Wreyland Manor is a Grade II listed building in the Dartmoor National Park local planning authority area, England. First listed on 23 August 1955. House. 2 related planning applications.

Wreyland Manor

WRENN ID
weathered-courtyard-starling
Grade
II
Local Planning Authority
Dartmoor National Park
Country
England
Date first listed
23 August 1955
Type
House
Source
Historic England listing

Description

Wreyland Manor

A house dating from the 16th century with 20th century additions, restored by Cecil Torr in the early 20th century (after 1912). The building is constructed of roughcast stone with a thatched roof. Each gable is topped with a 20th century granite chimney stack designed in 16th century manner. On the ridge, offset to the right, stands an old granite ashlar stack with a 20th century top matching the gable stacks.

The house follows a 3-room and through-passage plan with a long lower end. A 2-storey entrance porch projects from the front, with a rounded stair turret at the rear of the hall, accessed from the through-passage. A rear wing has been added to the left, and a lean-to extension to the right.
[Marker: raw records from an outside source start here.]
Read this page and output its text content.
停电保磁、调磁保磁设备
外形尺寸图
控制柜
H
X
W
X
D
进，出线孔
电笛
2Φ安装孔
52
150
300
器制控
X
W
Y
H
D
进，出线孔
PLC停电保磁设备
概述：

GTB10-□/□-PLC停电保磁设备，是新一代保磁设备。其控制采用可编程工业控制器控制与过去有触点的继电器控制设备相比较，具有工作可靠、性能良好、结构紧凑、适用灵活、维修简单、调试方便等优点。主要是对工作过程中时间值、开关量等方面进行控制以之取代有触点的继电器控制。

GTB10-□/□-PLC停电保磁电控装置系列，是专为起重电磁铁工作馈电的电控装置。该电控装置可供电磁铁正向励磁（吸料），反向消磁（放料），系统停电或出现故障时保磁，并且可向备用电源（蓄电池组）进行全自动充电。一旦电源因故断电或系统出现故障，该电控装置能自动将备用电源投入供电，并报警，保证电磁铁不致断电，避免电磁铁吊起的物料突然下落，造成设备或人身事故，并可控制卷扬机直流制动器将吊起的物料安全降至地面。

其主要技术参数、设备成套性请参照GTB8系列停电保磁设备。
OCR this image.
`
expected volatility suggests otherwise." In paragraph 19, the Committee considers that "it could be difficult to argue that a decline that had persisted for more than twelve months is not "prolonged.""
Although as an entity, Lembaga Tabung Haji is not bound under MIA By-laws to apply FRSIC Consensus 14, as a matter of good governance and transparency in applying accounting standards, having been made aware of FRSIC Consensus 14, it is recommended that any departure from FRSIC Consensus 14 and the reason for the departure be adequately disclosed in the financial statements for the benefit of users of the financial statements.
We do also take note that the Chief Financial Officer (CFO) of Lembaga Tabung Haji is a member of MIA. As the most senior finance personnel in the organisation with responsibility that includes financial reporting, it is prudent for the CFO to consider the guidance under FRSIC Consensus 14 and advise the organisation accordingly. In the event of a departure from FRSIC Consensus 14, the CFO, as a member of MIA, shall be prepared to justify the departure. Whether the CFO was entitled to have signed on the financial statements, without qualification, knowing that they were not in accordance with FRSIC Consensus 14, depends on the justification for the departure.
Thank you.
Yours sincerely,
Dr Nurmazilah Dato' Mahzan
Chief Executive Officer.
The main structure is 2 storeys high. The front elevation displays 6 windows with wood casements fitted with leaded panes.

The entrance porch is built of exposed granite rubble with large quoins on the ground storey. The outer doorway is of chamfered granite with an approximately 2-centred head. To the left of this doorway is an old carved date of 1680. Inside the porch are old stone seats on either side, though the upper side-walls have been fitted with 20th century open timberwork. The floor is cobbled with an old granite kerb at the front. The house doorway has a straight-headed chamfered wood frame with worn stops and a chamfered wood lintel above bearing scroll-stops with 2 notches. The plank door is hung on wrought iron strap hinges with fleurs-de-lis terminals, with later applied wooden ribs. The door is inscribed with graffiti, including names and a date of 1779. The upper storey of the porch is timber-framed and jettied on all three sides, with joist ends chamfered and rounded at the front. A 20th century wood ovolo-mullioned window of 3 lights with patterned leaded panes is set in the front wall, with a wooden hood-mould above.

The interior through-passage features a plank and muntin screen to the left, with some studs reset. The studs and head beam are scratch-moulded, with chamfered studs displaying rounded step-stops having 2 notches. To the right is the granite ashlar back of the hall fireplace with a chamfered plinth and a cornice at the top that may have been hacked back. The doorway to the hall has a chamfered wood frame, the right jamb being reset. A winding stone staircase occupies the rear turret, lit by a 2-light wood window with a flat splay mullion, which has been restored. The lower room has been largely remodelled, but retains a chamfered upper floor beam with scroll-stops and wood mullioned windows at the rear, both restored. The hall fireplace has hollow-moulded granite jambs and a chamfered wood lintel, probably a later insertion, with step-stops that do not quite fit the opening. At the rear is an oven with a granite-framed opening and a shallow granite shelf, featuring a domed stone roof and side-walls of large granite pieces. Upper floor beams are chamfered with mutilated stops. The wall at the upper end is of 20th century brick, though just in front of it stands a beam chamfered only on the hall side with a closed truss above it in the second storey, possibly the remains of an internal jetty. The second storey has few distinguishing features except that the rooms are open to the roof over the hall and lower end. The roof beyond the brick wall at the upper end is 20th century.

The roof trusses over the hall are of a primitive jointed cruck type, with the plain foot of each principal rafter tenoned into a vertical wall post. Over the lower end, the foot of the principal rests on the wall-top and is braced by a vertical strut halved on to it. All trusses are fitted with through purlins, some lightly trenched and some simply resting on the backs of the principals; no ridge piece appears to have existed. The collars are cambered with shaped ends halved to the principals, though all are likely restorations. The closed truss mentioned above has a tie-beam but shows no evidence of struts or other framework beyond wattle and daub below it. The doorway to the room over the porch is fitted with a chamfered wood frame bearing scroll-stops with 2 notches.